Prompt engineering is the art of crafting effective instructions for AI models like brewdata. Well-written prompts lead to better results, fewer errors, and a more efficient workflow.

General Principles

  • Be Clear and Specific: Clearly state what you want brewdata to do. Avoid ambiguity.

    • Bad: Fix the code.
    • Good: Fix the bug in the calculateTotal function that causes it to return incorrect results.
  • Provide Context: Use Context Mentions to refer to specific files, folders, or problems.

    • Good: @/model/items.sql Refactor the calculateTotal table .
  • Break Down Tasks: Divide complex tasks into smaller, well-defined steps.

  • Give Examples: If you have a specific coding style or pattern in mind, provide examples.

  • Specify Output Format: If you need the output in a particular format (e.g., JSON, Markdown), specify it in the prompt.

  • Iterate: Don't be afraid to refine your prompt if the initial results aren't what you expect.

Thinking vs. Doing

It's often helpful to guide brewdata through a "think-then-do" process:

  1. Analyze: Ask brewdata to analyze the current code, identify problems, or plan the approach.
  2. Plan: Have brewdata outline the steps it will take to complete the task.
  3. Execute: Instruct brewdata to implement the plan, one step at a time.
  4. Review: Carefully review the results of each step before proceeding.

Handling Ambiguity

If your request is ambiguous or lacks sufficient detail, brewdata might:

  • Make Assumptions: It might proceed based on its best guess, which may not be what you intended.
  • Ask Follow-Up Questions: It might use the ask_followup_question tool to clarify your request.
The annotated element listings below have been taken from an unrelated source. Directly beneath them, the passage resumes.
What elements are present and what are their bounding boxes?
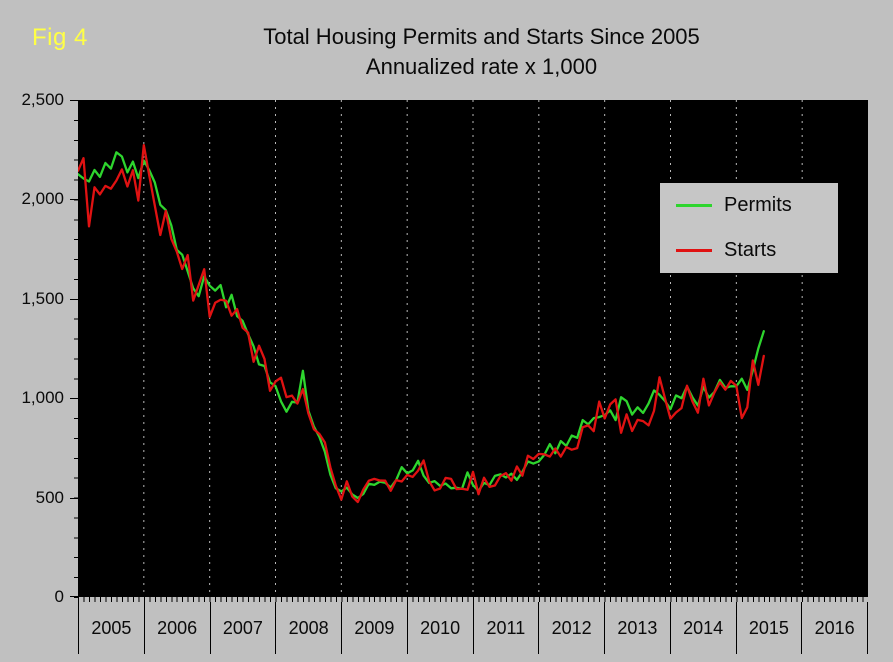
starts-line-swatch: [676, 249, 712, 252]
y-tick-label: 2,000: [21, 189, 64, 208]
chart-title-block: Total Housing Permits and Starts Since 2…: [90, 22, 873, 82]
x-tick-label: 2008: [275, 602, 341, 654]
chart-subtitle: Annualized rate x 1,000: [365, 54, 598, 79]
x-tick-label: 2016: [801, 602, 868, 654]
x-tick-label: 2009: [341, 602, 407, 654]
y-tick-label: 1,500: [21, 289, 64, 308]
legend-item-starts: Starts: [660, 228, 838, 273]
legend-label-starts: Starts: [724, 239, 777, 261]
x-tick-label: 2014: [669, 602, 736, 654]
x-axis-monthly-ticks: [78, 597, 868, 602]
x-tick-label: 2010: [406, 602, 473, 654]
x-tick-label: 2011: [472, 602, 539, 654]
x-tick-label: 2013: [604, 602, 670, 654]
chart-title: Total Housing Permits and Starts Since 2…: [263, 24, 700, 49]
legend-item-permits: Permits: [660, 183, 838, 228]
y-axis-labels: 2,500 2,000 1,500 1,000 500 0: [0, 90, 68, 610]
x-tick-label: 2005: [78, 602, 144, 654]
x-axis-labels: 2005 2006 2007 2008 2009 2010 2011 2012 …: [78, 602, 868, 654]
legend-label-permits: Permits: [724, 194, 792, 216]
figure-number: Fig 4: [32, 24, 88, 51]
y-tick-label: 500: [35, 488, 64, 507]
y-tick-label: 0: [54, 587, 64, 606]
y-tick-label: 2,500: [21, 90, 64, 109]
x-tick-label: 2012: [538, 602, 604, 654]
permits-line-swatch: [676, 204, 712, 207]
x-tick-label: 2007: [209, 602, 276, 654]
chart-canvas: [78, 100, 803, 597]
legend: Permits Starts: [660, 183, 838, 273]
x-tick-label: 2006: [143, 602, 210, 654]
x-tick-label: 2015: [735, 602, 802, 654]
plot-area: Permits Starts: [78, 100, 868, 597]
y-axis-minor-ticks: [74, 100, 78, 598]
y-tick-label: 1,000: [21, 388, 64, 407]
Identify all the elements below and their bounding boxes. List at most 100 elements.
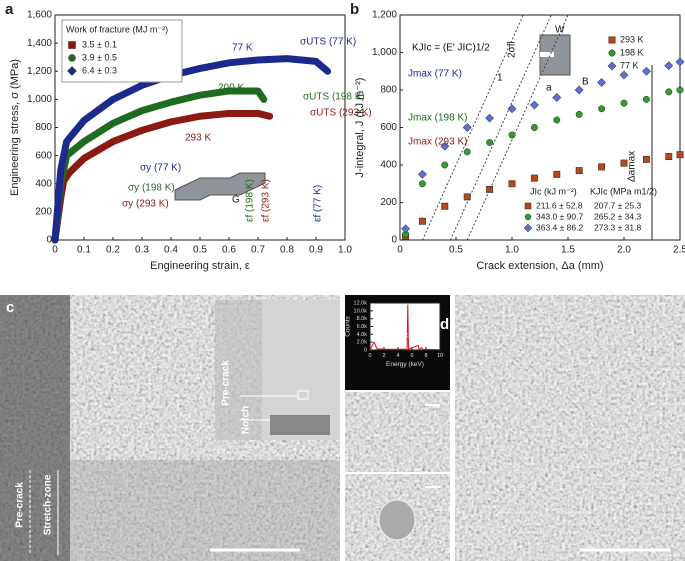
x-tick-label: 0.2: [106, 245, 120, 256]
marker: [575, 167, 583, 175]
x-tick-label: 6: [410, 353, 413, 359]
marker: [524, 202, 532, 210]
y-tick-label: 10.0k: [354, 308, 368, 314]
annotation: a: [546, 83, 552, 94]
marker: [530, 174, 538, 182]
marker: [508, 131, 516, 139]
marker: [523, 223, 533, 233]
marker: [641, 66, 651, 76]
marker: [575, 110, 583, 118]
y-tick-label: 200: [380, 197, 397, 208]
marker: [417, 169, 427, 179]
x-tick-label: 8: [424, 353, 427, 359]
y-tick-label: 800: [380, 85, 397, 96]
y-tick-label: 1,200: [27, 66, 52, 77]
photo-panels: [0, 295, 685, 561]
x-tick-label: 1.0: [338, 245, 352, 256]
x-tick-label: 0.4: [164, 245, 178, 256]
marker: [67, 66, 77, 76]
marker: [441, 161, 449, 169]
y-tick-label: 0: [391, 235, 397, 246]
panel-label: b: [350, 1, 359, 18]
annotation: Co Kα: [390, 325, 406, 331]
annotation: Jmax (293 K): [408, 137, 467, 148]
schematics: [174, 34, 571, 201]
y-tick-label: 0: [46, 235, 52, 246]
legend-label: 198 K: [620, 47, 644, 57]
annotation: Jmax (198 K): [408, 113, 467, 124]
marker: [642, 95, 650, 103]
annotation: 77 K: [232, 43, 253, 54]
y-axis-label: Counts: [345, 315, 352, 336]
marker: [608, 49, 616, 57]
marker: [664, 61, 674, 71]
marker: [574, 85, 584, 95]
table-cell: 207.7 ± 25.3: [594, 200, 641, 210]
marker: [665, 153, 673, 161]
marker: [598, 163, 606, 171]
blunting-line: [421, 14, 524, 241]
table-cell: 363.4 ± 86.2: [536, 222, 583, 232]
table-header: JIc (kJ m⁻²): [530, 186, 577, 196]
table-cell: 343.0 ± 90.7: [536, 211, 583, 221]
marker: [463, 148, 471, 156]
table-cell: 265.2 ± 34.3: [594, 211, 641, 221]
y-axis-label: Engineering stress, σ (MPa): [9, 59, 21, 196]
y-tick-label: 400: [35, 178, 52, 189]
y-tick-label: 1,400: [27, 38, 52, 49]
notch: [270, 415, 330, 435]
panel-label: a: [5, 1, 14, 18]
marker: [418, 180, 426, 188]
annotation: σy (77 K): [140, 163, 181, 174]
x-tick-label: 10: [437, 353, 443, 359]
y-tick-label: 600: [35, 150, 52, 161]
annotation: σUTS (198 K): [303, 92, 365, 103]
annotation: Cr Kα: [415, 307, 430, 313]
marker: [675, 57, 685, 67]
marker: [553, 170, 561, 178]
legend-label: 77 K: [620, 60, 639, 70]
y-tick-label: 400: [380, 160, 397, 171]
annotation: KJIc = (E′ JIC)1/2: [412, 43, 490, 54]
annotation: σUTS (77 K): [300, 37, 356, 48]
marker: [441, 202, 449, 210]
x-tick-label: 0.7: [251, 245, 265, 256]
blunting-line: [466, 14, 569, 241]
x-axis-label: Energy (keV): [386, 361, 424, 368]
panel-label: d: [440, 316, 449, 333]
line: [369, 304, 441, 351]
tensile-specimen: [174, 172, 266, 201]
marker: [463, 193, 471, 201]
annotation: σy (198 K): [128, 183, 175, 194]
marker: [529, 100, 539, 110]
annotation: εf (198 K): [245, 179, 256, 222]
x-tick-label: 0.9: [309, 245, 323, 256]
marker: [486, 185, 494, 193]
annotation: Jmax (77 K): [408, 69, 462, 80]
y-tick-label: 1,600: [27, 10, 52, 21]
annotation: Ni Kα: [398, 333, 412, 339]
y-tick-label: 1,000: [372, 47, 397, 58]
image-label: Stretch-zone: [43, 474, 54, 535]
legend-label: 6.4 ± 0.3: [82, 65, 117, 75]
marker: [524, 213, 532, 221]
x-tick-label: 0.1: [77, 245, 91, 256]
x-tick-label: 1.0: [505, 245, 519, 256]
x-tick-label: 0.3: [135, 245, 149, 256]
legend-label: 293 K: [620, 34, 644, 44]
marker: [68, 54, 76, 62]
ct-notch: [540, 52, 554, 57]
annotation: Δamax: [627, 151, 638, 182]
panel-label: c: [6, 299, 14, 316]
marker: [676, 151, 684, 159]
x-axis-label: Crack extension, Δa (mm): [476, 260, 603, 272]
marker: [608, 36, 616, 44]
x-tick-label: 0: [397, 245, 403, 256]
x-tick-label: 1.5: [561, 245, 575, 256]
y-tick-label: 2.0k: [357, 340, 368, 346]
annotation: σy (293 K): [122, 199, 169, 210]
marker: [607, 61, 617, 71]
annotation: 1: [497, 73, 503, 84]
marker: [665, 88, 673, 96]
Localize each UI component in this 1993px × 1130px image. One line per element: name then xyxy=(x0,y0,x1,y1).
It's generally better to provide clear and specific instructions from the start to avoid unnecessary back-and-forth.

Providing Feedback

If brewdata doesn't produce the desired results, you can provide feedback by:

  • Rejecting Actions: Click the "Reject" button when brewdata proposes an action you don't want.
  • Providing Explanations: When rejecting, explain why you're rejecting the action. This helps brewdata learn from its mistakes.
  • Rewording Your Request: Try rephrasing your initial task or providing more specific instructions.
  • Manually Correcting: If there are a few small issues, you can also directly modify the code before accepting the changes.